Extract the airport codes from this text:
Text: “I want to fly from Los Angeles to Miami.” Airport codes: DEN, OAK
Text: “I want to fly from Nashville to Kansas City.” Airport codes: DAL, IDA
Text: “I want to fly from Orlando to Boston” Airport codes:
If you tried the previous prompt on ChatGPT, you’ll still get the right airport codes MCO and BOS.
Whether your examples are correct or not, include random labels from the labelspace. This will help you improve results and instruct the model on how to format the answer to the prompt.
Role Prompting
Sometimes the default behavior of ChatGPT isn’t enough to get what you want. This is when you need to set a role for ChatGPT.
Say you want to practice for a job interview. By telling ChatGPT to “act as hiring manager” and adding more details to the prompt, you’ll be able to simulate a job interview for any position.
As you can see, ChatGPT behaves like he’s interviewing me for a job position.
Just like that, you can turn ChatGPT into a language tutor to practice a foreign language like Spanish or a movie critic to analyze any movie you want.

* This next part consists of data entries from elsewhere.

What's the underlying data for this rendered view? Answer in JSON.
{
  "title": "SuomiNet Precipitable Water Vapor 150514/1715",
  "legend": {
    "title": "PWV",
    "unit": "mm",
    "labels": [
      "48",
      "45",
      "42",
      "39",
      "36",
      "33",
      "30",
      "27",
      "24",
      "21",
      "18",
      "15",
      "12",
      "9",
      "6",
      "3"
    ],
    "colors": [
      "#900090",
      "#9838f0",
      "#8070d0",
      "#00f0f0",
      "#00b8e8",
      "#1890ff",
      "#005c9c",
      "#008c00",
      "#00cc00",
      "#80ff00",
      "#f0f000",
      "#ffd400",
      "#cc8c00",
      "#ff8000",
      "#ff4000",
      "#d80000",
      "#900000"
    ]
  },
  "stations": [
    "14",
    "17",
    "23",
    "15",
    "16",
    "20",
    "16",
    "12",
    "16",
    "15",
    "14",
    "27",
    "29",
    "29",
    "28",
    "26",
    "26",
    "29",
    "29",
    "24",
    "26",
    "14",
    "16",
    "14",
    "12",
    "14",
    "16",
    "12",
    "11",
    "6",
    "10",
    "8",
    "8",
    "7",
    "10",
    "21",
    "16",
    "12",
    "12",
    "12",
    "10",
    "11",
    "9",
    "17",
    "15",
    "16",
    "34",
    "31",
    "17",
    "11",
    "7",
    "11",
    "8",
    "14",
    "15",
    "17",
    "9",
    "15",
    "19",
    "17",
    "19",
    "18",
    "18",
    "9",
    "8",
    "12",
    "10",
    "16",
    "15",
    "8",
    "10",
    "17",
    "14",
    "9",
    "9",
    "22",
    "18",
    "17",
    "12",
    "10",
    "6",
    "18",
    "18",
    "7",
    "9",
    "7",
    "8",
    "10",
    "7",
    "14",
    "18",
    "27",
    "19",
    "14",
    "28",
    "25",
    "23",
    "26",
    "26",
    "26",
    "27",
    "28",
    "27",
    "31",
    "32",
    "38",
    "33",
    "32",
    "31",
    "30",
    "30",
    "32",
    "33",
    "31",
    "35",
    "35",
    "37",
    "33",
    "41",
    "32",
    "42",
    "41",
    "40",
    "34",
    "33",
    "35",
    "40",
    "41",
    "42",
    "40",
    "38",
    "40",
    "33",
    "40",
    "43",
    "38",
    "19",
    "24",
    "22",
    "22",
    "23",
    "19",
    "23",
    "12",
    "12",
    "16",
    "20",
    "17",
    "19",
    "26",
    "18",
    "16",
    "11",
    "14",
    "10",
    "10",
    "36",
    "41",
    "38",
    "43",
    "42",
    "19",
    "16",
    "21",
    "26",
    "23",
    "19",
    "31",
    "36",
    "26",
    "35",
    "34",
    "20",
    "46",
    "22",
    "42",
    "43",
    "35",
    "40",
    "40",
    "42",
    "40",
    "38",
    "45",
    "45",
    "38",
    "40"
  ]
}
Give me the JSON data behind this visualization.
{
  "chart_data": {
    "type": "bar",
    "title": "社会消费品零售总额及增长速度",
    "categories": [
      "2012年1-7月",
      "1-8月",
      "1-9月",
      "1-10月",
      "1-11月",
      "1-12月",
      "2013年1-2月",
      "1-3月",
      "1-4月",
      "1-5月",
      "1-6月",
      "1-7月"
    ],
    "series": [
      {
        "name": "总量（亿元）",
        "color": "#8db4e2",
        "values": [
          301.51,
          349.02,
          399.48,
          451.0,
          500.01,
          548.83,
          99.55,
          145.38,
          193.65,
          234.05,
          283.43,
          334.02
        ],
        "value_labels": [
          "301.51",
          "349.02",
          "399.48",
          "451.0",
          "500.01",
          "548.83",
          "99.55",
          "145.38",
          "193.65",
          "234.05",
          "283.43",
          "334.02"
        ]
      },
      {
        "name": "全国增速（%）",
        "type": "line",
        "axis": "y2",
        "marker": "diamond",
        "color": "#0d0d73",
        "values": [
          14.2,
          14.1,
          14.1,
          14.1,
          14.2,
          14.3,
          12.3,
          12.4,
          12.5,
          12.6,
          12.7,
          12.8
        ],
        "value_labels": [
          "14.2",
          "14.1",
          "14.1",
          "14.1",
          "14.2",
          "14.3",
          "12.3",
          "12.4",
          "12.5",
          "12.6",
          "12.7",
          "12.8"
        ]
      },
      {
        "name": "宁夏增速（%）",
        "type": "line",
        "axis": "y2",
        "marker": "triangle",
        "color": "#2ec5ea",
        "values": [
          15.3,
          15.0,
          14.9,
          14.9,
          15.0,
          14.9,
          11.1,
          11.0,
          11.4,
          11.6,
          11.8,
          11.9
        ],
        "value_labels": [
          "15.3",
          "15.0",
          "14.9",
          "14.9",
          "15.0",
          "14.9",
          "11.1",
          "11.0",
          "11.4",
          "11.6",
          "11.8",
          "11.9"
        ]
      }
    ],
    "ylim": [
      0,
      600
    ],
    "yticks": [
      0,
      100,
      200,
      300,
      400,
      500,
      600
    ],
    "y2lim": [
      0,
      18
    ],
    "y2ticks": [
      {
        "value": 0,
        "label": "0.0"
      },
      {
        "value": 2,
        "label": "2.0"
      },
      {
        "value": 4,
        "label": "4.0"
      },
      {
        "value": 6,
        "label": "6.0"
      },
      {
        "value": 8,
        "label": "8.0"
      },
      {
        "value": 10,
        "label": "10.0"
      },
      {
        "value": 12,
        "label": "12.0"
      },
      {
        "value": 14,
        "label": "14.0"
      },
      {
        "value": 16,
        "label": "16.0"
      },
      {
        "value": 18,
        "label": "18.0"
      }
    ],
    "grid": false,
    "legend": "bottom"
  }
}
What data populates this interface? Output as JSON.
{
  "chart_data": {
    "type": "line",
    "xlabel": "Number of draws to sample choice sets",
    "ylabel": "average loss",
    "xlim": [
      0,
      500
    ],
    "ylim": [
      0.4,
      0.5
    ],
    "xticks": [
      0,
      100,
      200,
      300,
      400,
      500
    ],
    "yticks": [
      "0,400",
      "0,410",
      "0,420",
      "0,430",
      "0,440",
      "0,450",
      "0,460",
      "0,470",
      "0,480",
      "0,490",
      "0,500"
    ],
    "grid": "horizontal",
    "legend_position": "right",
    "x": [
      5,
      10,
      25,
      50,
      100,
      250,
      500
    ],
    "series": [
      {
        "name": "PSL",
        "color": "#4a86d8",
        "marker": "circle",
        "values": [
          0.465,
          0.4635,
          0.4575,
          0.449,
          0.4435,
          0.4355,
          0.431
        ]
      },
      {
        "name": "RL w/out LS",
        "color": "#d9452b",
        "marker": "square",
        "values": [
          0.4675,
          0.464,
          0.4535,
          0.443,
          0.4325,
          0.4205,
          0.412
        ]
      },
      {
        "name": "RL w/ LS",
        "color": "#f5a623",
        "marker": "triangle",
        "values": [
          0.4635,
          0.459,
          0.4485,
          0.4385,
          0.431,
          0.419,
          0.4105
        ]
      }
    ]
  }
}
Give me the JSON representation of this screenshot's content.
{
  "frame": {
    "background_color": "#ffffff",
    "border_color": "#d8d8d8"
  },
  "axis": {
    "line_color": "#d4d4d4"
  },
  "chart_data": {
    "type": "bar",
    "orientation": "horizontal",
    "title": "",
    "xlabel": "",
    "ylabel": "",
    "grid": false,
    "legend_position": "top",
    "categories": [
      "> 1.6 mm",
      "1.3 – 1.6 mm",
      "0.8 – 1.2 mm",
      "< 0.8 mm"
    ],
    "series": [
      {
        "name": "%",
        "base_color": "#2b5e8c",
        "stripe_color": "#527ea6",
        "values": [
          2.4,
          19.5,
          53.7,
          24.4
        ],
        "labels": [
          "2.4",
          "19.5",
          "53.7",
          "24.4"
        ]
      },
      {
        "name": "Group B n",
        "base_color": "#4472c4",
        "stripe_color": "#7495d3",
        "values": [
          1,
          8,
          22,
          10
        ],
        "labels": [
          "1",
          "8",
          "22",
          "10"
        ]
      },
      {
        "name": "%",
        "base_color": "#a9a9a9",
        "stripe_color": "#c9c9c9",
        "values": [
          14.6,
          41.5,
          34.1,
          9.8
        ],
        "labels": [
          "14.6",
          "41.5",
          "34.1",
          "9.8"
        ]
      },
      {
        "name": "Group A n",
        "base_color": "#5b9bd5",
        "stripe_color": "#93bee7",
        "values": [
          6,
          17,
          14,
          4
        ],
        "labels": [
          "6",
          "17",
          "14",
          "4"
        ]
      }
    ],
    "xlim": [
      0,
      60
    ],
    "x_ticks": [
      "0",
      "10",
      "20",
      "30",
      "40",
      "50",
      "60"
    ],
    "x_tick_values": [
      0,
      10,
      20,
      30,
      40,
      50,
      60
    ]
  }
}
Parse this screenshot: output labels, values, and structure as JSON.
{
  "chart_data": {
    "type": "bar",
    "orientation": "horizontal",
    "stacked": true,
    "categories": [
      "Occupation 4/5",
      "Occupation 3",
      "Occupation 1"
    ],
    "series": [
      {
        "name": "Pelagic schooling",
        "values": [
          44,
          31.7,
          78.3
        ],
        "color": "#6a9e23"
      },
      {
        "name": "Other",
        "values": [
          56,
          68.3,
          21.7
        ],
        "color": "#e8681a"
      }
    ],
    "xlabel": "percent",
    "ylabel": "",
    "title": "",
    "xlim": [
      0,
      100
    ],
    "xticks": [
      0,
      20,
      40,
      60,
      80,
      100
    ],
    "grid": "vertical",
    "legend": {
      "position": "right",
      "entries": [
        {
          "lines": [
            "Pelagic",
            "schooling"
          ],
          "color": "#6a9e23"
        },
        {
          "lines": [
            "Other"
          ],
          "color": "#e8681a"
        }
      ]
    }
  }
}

Add personality to your prompts and generate knowledge
These two prompting approaches are good when it comes to generating text for emails, blogs, stories, articles, etc.
First, by “adding personality to our prompts” I mean adding a style and descriptors. Adding a style can help our text get a specific tone, formality, domain of the writer, and more.
Write [topic] in the style of an expert in [field] with 10+ years of experience.
To customize the output even further we can add descriptors. A descriptor is simply an adjective that you can add to tweak your prompt.
Say you want to write a 500-blog post on how AI will replace humans. If you create a standard prompt with the words “write a 500-blog post on how AI will replace humans,” you’d probably get a very generic post.
However, if you add the adjectives such as inspiring, sarcastic, intriguing, and entertaining, the output will significantly change.
Let’s add descriptors to our previous prompt.
Write a witty 500-blog post on why AI will not replace humans. Write in the style of an expert in artificial intelligence with 10+ years of experience. Explain using funny examples
In our example, the style of an expert in AI and adjectives such as witty and funny are adding a different touch to the text generated by ChatGPT. A side effect of this is that our text will be hard to detect by AI detectors (in this article, I show other ways to fool AI detectors).
Finally, we can use the generated knowledge approach to improve the blog post. This consists in generating potentially useful information about a topic before generating a final response.
For example, before generating the post with the previous prompt we could first generate knowledge and only then write the post.
Generate 5 facts about “AI will not replace humans”
Once we have the 5 facts we can feed this information to the other prompt to write a better post.
# Fact 1 # Fact 2 # Fact 3 # Fact 4 # Fact 5
Use the above facts to write a witty 500-blog post on why AI will not replace humans. Write in the style of an expert in artificial intelligence with 10+ years of experience. Explain using funny examples
In case you’re interested in knowing other ways to improve your posts using ChatGPT, check this guide.
Chain of Thought Prompting
Unlike standard prompting, in chain of thought prompting, the model is induced to produce intermediate reasoning steps before giving the final answer to a problem. In other words, the model will explain its reasoning instead of directly giving the answer to a problem.
Why is reasoning important? The explanation of reasoning often leads to more accurate results.
To use chain of thought prompting, we have to provide few-shot examples where the reasoning is explained in the same example. In this way, the reasoning process will also be shown when answering the prompt.
Here’s a comparison between standard and chain of thought prompting.
As we can see, the fact that the model was induced to explain its reasoning to solve this math problem led to more accurate results in chain of thought prompting.
Note that chain of thought prompting is effective in improving results on arithmetic, commonsense, and symbolic reasoning tasks.